ムニューシン米財務長官は24日、世界経済フォーラム(WEF)が開催されているスイスのダボスで記者団に「ドル安は貿易と機会に関連するため、もちろん、われわれにとって良いことだ」と述べ、ロバート・ルービン第70代財務長官が確立した「強いドル政策」から決別した。米国はトランプ政権の登場で、基軸通貨国としての矜持(きょうじ)を完全に失ってしまったようだ。

 新たな「口先介入」

 「強いドル政策」とは、1995年4月の一時的な1ドル=80円割れにつながるドル安局面で、危機感を高めたルービン長官が、ドル相場を押し上げるために考案したものだった。「強いドルは米国の利益」と繰り返し唱えることにより、日本との貿易戦争で行使した対日「円高圧力」からの決別を市場に認識してもらうことを狙った。

 米国は対外収支の赤字が恒常化しているため、必然的にドル安トレンドをたどってきた。相場は往々にして行き過ぎるため、ドル安行き過ぎのリスクが生じたときに、「強いドルは米国の利益」と唱えて市場にドル価値の維持を認知してもらう必要がある。

 所期の目的が達成された後、歴代財務長官はドル安が行き過ぎそうになった時に発するドル押し上げのための「口先介入」として利用してきた。これに対して、ムニューシン財務長官はドル安トレンドの真っただ中で、「ドル安はわれわれにとって良いことだ」と語り、ドル安を加速させてしまった。まさに「弱いドル政策」への転換である。

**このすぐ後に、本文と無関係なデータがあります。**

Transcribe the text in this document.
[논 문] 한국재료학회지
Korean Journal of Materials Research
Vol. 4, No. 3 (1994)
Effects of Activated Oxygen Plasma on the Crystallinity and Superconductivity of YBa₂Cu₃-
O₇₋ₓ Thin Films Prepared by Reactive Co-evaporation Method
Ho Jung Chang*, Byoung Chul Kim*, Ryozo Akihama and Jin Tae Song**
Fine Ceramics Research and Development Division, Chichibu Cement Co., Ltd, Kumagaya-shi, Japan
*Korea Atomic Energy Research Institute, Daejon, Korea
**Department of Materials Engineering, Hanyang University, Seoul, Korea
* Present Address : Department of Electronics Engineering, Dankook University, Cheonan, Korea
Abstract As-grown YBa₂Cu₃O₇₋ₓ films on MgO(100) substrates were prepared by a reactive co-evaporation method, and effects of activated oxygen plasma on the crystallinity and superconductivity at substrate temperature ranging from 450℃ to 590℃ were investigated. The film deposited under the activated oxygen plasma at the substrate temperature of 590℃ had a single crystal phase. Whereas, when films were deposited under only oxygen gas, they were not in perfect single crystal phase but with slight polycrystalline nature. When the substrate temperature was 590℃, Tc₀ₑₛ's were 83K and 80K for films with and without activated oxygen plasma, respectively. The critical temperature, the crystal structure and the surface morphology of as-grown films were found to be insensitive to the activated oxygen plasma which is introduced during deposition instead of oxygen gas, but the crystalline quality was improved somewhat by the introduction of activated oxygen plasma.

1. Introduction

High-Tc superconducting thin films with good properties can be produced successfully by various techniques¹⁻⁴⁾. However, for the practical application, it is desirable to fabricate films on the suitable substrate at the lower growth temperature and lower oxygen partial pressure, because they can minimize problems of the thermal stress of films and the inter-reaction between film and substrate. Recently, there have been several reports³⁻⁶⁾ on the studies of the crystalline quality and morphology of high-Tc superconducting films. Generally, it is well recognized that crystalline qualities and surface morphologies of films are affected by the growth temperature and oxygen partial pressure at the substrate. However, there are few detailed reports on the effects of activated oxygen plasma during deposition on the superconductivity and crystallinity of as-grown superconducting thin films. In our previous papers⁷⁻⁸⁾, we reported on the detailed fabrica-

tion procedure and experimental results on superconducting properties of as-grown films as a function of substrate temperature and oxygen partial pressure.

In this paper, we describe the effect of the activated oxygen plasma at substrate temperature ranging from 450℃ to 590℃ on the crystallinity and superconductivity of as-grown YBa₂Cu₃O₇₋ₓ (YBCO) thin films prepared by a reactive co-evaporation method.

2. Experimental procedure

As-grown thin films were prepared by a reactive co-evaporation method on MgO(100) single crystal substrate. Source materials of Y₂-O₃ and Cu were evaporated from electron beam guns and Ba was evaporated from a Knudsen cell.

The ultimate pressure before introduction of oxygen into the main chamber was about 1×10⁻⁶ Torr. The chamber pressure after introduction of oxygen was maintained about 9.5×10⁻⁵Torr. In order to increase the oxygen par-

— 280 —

JPモルガン・チェース・インターナショナルのジェイコブ・フレンケル会長は、ダボスでブルームバーグ・テレビとのインタビューに応じ、ムニューシン長官の発言について「通貨戦争は保護貿易の鏡像」であると述べ、「逆効果になる」と警告した。

 米通商代表部(USTR)は22日、米国は海外で製造されたソーラー設備に最大30%の関税を課すと発表。さらにトランプ大統領は、海外から輸入された洗濯機に最大50%の関税を課すことも承認した。

 包括的な保護貿易

 ムニューシン財務長官による「弱いドル政策」はトランプ政権の包括的な保護貿易政策の一環として動き出したようだ。これは基軸通貨ドルの将来にとって危険な門出となるだろう。

 ユーロ・ドル相場でみると、終値では2016年12月20日に付けた1ユーロ=1.0388ドルをドル高値にして、今年1月24日の同1.2408ドルまで約20%下落してきた。1982年から現在までカバーしているが、トレンドチャネルでユーロが長期の上昇トレンドを歩んできた。

 2度の大きなユーロ上昇波動において、ドルが2度ボトム(ユーロ・ピーク)を付けてきた。初めのドル・ボトムは92年9月2日の1ユーロ=1.4899ドル。次いで2008年4月22日の1.5991ドル。この間、00年10月25日にドル・ピーク(ユーロ・ボトム)を記録。その後一循環して、16年12月20日に記録した1ユーロ=1.0388ドルが、今回のドル安トレンドの起点となった。

この起点から1年後に「弱いドル政策」が明確にされたものだ。前回のドル安局面では、ジョージ・W・ブッシュ第43代大統領の下で曲がりなりにも「強いドル政策」が維持されていた。今回は「弱いドル政策」に転換しており、トランプ政権の包括的保護貿易主義の下でドル安が一段と加速していくことになりそうだ。

 保護貿易政策は貿易相手国から報復を招き、国際貿易の縮小から世界同時不況に陥るリスクもある。これまでも基軸通貨ドルと準基軸通貨ユーロ相場がトレンドチャネルの限界点に達したところで景気後退に突入してきた。基軸通貨国が通貨価値維持の責任を放棄し、保護貿易主義の姿勢を強める中で、大きなショックに見舞われるリスクが高まってきたようだ。